Acetylsalicylic acid (ASA) irreversibly blocks the platelet cyclo-oxygenase enzyme system, preventing formation of thromboxane A2 and inhibiting platelet aggregation for the life of the affected platelet (approximately 10 days).
This block occurs even at the lowest therapeutic/prophylactic ASA dose usually prescribed, 81 mg/day (10%/24 h). Because the ASA effect on individual platelets is complete, it cannot be reversed.
Based upon the customary rate of platelet production, approximately 5–6 days are required after cessation of ASA to replace approximately 50% of the circulating platelets
Perioperative low dose use was not associated with increased risk of perioperative complications 1).
Aspirin increased the risk of rehaemorrhagia after surgery of hypertensive cerebral hemorrhage (HCH) 2).
Preinjury use of warfarin, but not antiplatelet medications, influences survival and need for neurosurgical intervention in elderly TBI patients with intracranial hemorrhage; hemorrhage progression and morbidity are not affected. The importance of antithrombotic therapy may lie in its impact on initial injury severity 3).
Various medicamentous methods of counteracting aspirin-induced platelet dysfunction and excessive bleeding in this context are revaluated. In this context, platelet infusion and the administration of Desmopressin seems to be an effective and accepted as well as frequently adopted measure to antagonize the aspirin effect on platelet function during various major surgical procedures 4)

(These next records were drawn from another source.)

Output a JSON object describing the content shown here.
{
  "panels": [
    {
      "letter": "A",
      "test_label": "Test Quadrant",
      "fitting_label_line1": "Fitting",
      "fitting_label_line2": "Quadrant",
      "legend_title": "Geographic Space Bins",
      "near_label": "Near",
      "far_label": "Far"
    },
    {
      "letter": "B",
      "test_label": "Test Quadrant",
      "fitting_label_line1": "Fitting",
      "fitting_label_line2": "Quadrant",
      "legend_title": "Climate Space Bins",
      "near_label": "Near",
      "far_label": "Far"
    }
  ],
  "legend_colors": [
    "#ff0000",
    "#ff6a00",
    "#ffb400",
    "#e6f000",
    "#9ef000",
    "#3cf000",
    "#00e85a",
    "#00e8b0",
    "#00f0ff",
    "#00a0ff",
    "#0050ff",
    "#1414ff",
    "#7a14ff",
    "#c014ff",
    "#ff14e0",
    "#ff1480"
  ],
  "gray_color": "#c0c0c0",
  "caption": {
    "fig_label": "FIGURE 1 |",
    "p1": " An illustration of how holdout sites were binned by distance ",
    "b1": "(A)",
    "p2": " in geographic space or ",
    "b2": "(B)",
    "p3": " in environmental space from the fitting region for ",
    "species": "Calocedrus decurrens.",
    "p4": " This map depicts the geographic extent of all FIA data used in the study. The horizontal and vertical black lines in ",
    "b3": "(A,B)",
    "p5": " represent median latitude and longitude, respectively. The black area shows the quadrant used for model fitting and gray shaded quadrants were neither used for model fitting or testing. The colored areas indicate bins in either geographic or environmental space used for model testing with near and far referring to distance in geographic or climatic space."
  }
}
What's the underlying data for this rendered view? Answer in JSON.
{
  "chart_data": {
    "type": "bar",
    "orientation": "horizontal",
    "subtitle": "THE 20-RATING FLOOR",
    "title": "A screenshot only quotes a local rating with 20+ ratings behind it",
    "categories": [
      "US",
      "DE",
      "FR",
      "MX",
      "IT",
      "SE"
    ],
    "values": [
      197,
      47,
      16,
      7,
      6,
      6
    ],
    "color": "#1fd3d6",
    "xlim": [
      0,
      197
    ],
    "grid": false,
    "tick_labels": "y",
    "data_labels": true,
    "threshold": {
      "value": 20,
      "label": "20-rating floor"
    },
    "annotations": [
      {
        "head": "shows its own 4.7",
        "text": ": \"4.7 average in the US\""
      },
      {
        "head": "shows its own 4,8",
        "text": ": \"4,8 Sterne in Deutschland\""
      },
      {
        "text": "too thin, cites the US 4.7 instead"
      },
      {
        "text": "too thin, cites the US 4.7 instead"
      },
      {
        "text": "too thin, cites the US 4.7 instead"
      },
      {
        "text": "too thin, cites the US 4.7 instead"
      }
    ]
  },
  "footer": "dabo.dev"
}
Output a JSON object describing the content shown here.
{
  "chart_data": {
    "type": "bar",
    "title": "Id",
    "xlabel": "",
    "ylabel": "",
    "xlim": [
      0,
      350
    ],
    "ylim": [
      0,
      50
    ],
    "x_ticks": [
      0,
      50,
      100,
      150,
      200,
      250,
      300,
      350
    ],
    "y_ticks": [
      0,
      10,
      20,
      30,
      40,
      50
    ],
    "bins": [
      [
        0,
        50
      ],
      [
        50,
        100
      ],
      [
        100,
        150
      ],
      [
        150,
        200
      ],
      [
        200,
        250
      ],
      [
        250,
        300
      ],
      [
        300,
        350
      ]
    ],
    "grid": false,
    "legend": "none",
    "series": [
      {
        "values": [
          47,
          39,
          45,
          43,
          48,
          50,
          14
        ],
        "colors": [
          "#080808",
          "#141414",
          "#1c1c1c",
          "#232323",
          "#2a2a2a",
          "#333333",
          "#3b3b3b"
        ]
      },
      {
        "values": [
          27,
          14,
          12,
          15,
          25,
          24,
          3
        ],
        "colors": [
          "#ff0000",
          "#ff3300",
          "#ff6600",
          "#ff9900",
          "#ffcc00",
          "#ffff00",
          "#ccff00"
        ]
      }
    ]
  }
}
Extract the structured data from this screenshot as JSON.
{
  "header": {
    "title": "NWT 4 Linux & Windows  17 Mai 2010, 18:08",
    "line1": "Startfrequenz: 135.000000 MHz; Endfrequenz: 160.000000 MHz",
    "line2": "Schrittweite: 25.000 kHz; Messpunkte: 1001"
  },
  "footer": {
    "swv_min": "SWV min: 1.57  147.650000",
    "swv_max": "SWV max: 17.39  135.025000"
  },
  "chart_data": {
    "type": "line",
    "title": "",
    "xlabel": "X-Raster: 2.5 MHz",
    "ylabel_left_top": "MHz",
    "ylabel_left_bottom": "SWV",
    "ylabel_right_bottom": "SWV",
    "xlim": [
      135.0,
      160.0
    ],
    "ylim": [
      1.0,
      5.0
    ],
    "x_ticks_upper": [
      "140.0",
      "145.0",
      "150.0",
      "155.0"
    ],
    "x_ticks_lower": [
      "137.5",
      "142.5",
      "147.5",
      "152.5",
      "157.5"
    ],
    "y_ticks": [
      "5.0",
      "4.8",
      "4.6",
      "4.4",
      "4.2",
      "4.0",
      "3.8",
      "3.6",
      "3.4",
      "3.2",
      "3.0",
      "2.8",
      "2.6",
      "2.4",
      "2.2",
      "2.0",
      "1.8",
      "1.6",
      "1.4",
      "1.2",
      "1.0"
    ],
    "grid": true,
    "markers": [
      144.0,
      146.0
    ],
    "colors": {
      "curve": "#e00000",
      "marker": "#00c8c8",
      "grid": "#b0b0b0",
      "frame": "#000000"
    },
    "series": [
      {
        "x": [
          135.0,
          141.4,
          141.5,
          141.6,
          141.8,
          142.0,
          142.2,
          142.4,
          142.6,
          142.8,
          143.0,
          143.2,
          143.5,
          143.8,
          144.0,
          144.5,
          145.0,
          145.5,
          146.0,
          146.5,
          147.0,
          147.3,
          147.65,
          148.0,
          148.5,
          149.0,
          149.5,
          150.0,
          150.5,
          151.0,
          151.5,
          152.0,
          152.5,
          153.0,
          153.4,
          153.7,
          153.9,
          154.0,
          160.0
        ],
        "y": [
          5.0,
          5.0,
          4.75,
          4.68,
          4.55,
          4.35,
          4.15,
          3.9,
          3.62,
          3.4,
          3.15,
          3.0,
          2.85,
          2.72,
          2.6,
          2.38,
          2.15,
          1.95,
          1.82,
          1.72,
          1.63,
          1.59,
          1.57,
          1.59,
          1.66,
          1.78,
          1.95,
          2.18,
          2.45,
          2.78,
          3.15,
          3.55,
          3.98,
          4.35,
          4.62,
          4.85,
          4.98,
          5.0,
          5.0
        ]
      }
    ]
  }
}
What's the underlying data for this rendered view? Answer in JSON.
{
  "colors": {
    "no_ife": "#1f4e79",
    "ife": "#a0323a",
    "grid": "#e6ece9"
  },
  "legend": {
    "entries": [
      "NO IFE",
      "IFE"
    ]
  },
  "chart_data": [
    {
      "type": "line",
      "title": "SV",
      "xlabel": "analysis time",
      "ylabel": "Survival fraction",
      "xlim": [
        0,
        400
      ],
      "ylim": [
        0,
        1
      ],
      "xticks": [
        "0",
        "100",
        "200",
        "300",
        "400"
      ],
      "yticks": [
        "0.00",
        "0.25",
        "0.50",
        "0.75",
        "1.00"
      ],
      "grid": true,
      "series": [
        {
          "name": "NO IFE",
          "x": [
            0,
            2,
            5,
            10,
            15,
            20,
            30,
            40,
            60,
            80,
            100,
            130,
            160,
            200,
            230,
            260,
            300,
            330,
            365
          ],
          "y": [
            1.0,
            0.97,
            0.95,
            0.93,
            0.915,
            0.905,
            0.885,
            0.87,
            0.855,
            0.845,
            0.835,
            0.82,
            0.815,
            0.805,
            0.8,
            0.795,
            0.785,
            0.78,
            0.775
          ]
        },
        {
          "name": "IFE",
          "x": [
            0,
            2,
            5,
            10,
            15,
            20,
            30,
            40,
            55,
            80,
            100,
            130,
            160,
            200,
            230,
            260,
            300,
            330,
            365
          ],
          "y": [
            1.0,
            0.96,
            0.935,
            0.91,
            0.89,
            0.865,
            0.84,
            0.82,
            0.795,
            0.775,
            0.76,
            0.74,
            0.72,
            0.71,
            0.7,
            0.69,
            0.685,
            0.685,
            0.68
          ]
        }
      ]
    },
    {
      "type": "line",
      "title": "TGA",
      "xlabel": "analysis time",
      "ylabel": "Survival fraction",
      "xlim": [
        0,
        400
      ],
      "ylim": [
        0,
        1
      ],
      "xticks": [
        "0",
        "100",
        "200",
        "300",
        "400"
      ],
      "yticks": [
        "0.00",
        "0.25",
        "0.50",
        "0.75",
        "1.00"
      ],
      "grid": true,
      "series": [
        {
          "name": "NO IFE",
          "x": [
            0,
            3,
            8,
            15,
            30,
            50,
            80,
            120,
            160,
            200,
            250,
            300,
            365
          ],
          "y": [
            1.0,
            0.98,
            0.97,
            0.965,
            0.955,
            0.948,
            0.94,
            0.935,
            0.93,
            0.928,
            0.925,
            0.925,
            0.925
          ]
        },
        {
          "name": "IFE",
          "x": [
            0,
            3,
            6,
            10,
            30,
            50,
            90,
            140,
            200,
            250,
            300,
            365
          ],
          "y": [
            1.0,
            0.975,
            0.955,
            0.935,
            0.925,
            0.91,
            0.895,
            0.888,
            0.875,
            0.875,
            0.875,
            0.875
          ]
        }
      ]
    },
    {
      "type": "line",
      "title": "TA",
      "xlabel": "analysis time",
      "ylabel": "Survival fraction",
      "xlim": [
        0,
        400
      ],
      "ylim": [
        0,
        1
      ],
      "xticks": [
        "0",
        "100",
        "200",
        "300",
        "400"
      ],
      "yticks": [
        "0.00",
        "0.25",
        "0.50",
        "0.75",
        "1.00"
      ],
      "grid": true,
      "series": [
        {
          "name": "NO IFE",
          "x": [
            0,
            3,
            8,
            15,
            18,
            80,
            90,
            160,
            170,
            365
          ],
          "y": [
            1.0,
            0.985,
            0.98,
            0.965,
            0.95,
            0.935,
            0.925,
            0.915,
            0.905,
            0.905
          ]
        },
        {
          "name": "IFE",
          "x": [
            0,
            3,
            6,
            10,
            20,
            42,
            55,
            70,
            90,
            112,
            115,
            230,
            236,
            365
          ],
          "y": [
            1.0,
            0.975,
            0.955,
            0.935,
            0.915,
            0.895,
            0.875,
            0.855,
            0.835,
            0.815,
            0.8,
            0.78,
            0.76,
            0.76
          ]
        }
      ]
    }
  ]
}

Between January 2006 and December 2016, 941 patients without continuous antithrombotic or anticoagulant medication were treated due to SAH in the Department of Neurosurgery, Goethe University, Frankfurt am Main, Germany. Fourteen of them (1.5%) had taken ASA as a single dose because of headache within 24 h before hospital admission. A matched pair analysis was performed. Admission status was good in 93% of patients with one-time use of ASA (OTA), but only in 59% of all other patients (p < 0.01). Bleeding pattern did not differ, but half of the patients with OTA had no identifiable bleeding source; this rate was significantly lower in the rest of the patients (p < 0.005). Aneurysm treatment and related complications did not differ between both groups. Cerebral vasospasm was more often only mild and rates of cerebral infarctions were lower in the OTA group but not on a significant level. Eighty-six percent of the OTA group and 84% (p = 0.8) of the matched pair control group reached favorable outcome according to mRS 6 months after SAH. Patients with OTA in case of SAH are usually in good clinical condition and bleeding pattern does not differ. In half of the patients with OTA, no bleeding source was detectable. In the case of aneurysm treatment, related complications did not differ and most of the patients reached favorable outcome. In the case of aneurysm treatment procedure, OTA does not influence treatment course and should not influence treatment decisions 5).